“Kulturen”
Galerie Nächst St. Stephan
The world keeps growing smaller, countries keep moving closer and closer together; once disparate cultures now overlap, influencing each other more and more. This is an ironclad fact, even if art theory still manages to sneak past a comparative investigation of the art of various cultures.
“Kulturen—Verwandtschaften in Geist und Form” (Cultures — relations in spirit and form) made an attempt to deal with the art of diverse eras and cultures within the four small rooms of this gallery. It was successful chiefly because juxtapositions defied all conventional criteria. Contemporary paintings and drawings were contrasted with Asiatic sculpture, a ceramic vessel, an ancient pre-Columbian textile, a contemporary sculpture, a hundred-year-old Haida totem pole, and a rigorously geometric piece by a contemporary North American.

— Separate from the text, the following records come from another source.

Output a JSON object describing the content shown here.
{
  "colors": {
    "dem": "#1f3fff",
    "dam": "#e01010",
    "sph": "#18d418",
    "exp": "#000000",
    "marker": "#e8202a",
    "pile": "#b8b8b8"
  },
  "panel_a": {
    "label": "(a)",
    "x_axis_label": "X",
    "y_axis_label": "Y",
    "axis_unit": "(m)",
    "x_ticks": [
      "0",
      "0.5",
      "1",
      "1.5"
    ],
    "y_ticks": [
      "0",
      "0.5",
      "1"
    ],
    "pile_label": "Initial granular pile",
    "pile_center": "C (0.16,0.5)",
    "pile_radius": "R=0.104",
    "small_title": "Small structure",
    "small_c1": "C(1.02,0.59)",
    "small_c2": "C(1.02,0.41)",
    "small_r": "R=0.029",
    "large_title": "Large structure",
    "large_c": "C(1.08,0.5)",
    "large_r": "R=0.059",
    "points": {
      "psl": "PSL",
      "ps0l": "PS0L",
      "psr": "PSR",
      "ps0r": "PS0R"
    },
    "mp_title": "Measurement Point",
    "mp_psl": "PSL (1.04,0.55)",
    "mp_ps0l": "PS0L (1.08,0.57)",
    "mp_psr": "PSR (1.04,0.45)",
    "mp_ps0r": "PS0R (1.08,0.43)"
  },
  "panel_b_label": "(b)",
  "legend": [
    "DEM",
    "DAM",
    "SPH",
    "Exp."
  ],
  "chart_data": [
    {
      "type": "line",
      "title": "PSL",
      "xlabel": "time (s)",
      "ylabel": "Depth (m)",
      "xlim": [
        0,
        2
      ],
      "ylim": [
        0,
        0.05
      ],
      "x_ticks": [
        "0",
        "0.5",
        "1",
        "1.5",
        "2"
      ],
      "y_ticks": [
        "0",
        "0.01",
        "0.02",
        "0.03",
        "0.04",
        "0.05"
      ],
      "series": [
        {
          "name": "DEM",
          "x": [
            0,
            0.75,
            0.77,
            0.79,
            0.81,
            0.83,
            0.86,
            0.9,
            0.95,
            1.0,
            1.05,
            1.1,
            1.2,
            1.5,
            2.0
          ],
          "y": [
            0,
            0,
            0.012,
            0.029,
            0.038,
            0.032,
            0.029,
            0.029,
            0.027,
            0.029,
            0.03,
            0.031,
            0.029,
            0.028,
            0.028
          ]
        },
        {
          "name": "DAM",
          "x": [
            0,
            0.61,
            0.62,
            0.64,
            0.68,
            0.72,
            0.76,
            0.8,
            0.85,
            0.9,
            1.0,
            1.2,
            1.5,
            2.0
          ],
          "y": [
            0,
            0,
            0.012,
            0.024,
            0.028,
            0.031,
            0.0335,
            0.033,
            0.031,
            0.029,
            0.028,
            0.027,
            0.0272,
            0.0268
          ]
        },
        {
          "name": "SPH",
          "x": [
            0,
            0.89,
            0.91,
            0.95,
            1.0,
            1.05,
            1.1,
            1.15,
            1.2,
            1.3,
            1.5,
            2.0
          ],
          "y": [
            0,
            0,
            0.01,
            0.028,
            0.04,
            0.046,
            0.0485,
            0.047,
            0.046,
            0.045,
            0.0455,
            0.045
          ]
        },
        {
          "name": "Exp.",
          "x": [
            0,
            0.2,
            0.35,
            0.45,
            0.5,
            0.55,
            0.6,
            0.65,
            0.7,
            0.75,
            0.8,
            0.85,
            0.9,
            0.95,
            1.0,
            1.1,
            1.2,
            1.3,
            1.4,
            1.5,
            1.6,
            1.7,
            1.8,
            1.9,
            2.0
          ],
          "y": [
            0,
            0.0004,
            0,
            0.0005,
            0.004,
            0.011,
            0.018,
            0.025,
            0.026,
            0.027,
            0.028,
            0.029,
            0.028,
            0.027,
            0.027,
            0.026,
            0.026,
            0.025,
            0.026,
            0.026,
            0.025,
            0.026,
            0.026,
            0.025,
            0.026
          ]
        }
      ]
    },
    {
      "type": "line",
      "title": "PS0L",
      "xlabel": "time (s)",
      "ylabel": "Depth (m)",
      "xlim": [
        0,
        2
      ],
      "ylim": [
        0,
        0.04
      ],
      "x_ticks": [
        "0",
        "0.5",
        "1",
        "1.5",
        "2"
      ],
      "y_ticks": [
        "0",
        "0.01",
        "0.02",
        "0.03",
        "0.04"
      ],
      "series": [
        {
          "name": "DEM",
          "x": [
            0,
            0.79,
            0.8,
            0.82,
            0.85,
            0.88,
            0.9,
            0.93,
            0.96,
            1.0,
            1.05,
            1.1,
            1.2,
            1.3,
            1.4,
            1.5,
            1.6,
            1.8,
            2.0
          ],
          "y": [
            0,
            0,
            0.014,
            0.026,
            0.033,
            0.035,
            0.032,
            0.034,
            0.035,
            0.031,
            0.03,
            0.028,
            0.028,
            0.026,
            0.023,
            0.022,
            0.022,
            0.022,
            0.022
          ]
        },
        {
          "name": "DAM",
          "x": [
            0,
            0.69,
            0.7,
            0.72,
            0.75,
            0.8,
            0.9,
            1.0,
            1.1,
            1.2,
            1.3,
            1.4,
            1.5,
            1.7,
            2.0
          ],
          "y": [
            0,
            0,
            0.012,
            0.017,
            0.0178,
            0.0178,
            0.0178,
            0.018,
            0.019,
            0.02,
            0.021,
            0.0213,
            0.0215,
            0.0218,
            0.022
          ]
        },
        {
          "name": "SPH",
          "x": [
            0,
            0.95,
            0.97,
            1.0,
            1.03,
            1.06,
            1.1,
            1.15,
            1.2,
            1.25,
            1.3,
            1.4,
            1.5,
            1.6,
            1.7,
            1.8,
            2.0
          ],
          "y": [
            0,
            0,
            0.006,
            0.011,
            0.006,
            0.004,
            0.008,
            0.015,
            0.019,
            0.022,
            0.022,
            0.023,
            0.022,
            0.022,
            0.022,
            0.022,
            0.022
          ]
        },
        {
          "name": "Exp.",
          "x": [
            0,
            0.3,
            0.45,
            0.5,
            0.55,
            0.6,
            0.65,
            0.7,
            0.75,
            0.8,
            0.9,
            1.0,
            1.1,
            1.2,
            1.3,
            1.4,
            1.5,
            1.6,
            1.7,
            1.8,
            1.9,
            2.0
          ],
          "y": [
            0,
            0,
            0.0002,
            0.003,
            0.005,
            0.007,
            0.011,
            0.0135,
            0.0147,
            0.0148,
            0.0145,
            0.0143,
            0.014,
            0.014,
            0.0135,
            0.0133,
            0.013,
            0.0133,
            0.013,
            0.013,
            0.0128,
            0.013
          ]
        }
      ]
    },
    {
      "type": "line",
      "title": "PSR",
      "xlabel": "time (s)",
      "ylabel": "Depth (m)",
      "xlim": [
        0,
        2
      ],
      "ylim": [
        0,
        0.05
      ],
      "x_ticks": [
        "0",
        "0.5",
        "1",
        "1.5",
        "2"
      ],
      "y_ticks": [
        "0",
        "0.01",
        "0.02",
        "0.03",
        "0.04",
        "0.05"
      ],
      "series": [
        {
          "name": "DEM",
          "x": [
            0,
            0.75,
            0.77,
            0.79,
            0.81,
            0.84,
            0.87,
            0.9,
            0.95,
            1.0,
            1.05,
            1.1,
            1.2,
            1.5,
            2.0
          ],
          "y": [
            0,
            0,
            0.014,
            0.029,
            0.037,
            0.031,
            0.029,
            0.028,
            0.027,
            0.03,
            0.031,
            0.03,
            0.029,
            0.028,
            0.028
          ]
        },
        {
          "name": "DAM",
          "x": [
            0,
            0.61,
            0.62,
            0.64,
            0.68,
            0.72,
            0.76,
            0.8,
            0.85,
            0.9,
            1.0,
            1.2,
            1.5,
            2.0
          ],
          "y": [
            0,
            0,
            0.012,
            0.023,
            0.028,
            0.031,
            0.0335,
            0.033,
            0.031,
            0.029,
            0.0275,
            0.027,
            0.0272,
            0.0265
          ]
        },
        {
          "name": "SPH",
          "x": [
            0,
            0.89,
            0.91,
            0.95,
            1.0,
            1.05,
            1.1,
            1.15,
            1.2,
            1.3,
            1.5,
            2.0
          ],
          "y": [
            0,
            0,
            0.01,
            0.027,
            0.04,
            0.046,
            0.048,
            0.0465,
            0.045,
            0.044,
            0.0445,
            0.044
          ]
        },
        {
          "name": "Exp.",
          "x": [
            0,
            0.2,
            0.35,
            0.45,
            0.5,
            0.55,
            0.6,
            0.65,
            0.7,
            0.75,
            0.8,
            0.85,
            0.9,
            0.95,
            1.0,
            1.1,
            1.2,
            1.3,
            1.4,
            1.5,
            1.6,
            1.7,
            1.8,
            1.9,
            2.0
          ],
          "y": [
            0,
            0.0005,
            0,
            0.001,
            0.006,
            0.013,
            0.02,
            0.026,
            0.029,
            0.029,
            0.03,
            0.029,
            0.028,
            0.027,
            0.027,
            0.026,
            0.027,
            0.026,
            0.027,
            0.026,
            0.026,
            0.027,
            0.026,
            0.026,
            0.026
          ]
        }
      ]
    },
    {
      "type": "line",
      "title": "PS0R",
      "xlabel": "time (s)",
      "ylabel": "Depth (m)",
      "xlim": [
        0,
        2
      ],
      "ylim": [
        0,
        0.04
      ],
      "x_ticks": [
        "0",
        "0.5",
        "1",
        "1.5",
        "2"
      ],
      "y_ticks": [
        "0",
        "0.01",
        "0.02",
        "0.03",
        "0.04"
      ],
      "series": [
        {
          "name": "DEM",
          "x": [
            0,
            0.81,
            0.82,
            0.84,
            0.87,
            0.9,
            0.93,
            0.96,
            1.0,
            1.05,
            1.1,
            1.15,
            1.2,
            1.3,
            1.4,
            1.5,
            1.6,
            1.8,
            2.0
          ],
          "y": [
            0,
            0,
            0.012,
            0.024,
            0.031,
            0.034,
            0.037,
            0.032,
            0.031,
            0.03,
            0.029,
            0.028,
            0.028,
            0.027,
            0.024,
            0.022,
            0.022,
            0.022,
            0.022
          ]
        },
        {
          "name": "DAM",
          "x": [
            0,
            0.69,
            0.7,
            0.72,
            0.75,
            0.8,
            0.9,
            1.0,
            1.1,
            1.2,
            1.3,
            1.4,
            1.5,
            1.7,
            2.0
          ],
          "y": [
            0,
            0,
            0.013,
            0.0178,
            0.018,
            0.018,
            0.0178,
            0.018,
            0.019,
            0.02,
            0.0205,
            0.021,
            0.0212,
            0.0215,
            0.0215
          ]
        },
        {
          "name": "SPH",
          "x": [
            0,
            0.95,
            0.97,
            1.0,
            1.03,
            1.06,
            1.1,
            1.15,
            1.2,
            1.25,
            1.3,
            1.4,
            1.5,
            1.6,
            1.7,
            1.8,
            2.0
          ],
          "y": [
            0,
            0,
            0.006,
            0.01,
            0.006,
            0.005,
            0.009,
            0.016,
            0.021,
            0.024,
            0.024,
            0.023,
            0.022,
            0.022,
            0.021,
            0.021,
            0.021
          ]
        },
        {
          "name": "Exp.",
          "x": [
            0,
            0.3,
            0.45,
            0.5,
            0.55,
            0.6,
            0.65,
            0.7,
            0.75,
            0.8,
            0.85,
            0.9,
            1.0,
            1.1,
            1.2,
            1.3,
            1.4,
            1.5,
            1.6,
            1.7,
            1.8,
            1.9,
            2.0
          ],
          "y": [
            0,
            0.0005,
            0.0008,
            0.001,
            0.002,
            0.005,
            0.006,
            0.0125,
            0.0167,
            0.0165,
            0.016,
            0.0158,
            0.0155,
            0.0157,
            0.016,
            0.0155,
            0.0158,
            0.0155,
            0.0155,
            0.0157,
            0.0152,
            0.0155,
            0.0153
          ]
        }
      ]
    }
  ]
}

There were two black, vertical strokes by Barnett Newman, with a black Buddha statue from Thailand standing in front of them. Just what do they have in common, the viewer wonders. Yet he knows, or senses, that there is something; there is a dignity inherent in both works. Joseph Beuys’ bronze Bergkönig (Mountain king, 1961), lies on the floor; on the wall behind it hangs a Peruvian textile with masklike faces that is over 1,000 years old. This time it is the sinister quality that binds these two objects together. In the next room, we see a painting by Josef Albers, a colorfully painted aluminum object by Donald Judd, and the painted totem already mentioned. Here, it is the color treatment that sparks a dialogue between these very different works.
In general, the viewer keeps discovering individual elements that pass like a thread through the exhibition; now it is the form, now the kind of line, or the colors. Turning around, he marvels at the geometric systems, which reveal similar structures—whether in a Rune Mields painting, in the decoration on a ceramic vessel, or in a textile. We see more and more relationships as well as differences, which, at every step, keep shifting and restructuring themselves, thereby helping us to unearth the familiar in the exotic and the exotic in the familiar.
Translated from the German by Joachim Neugroschel.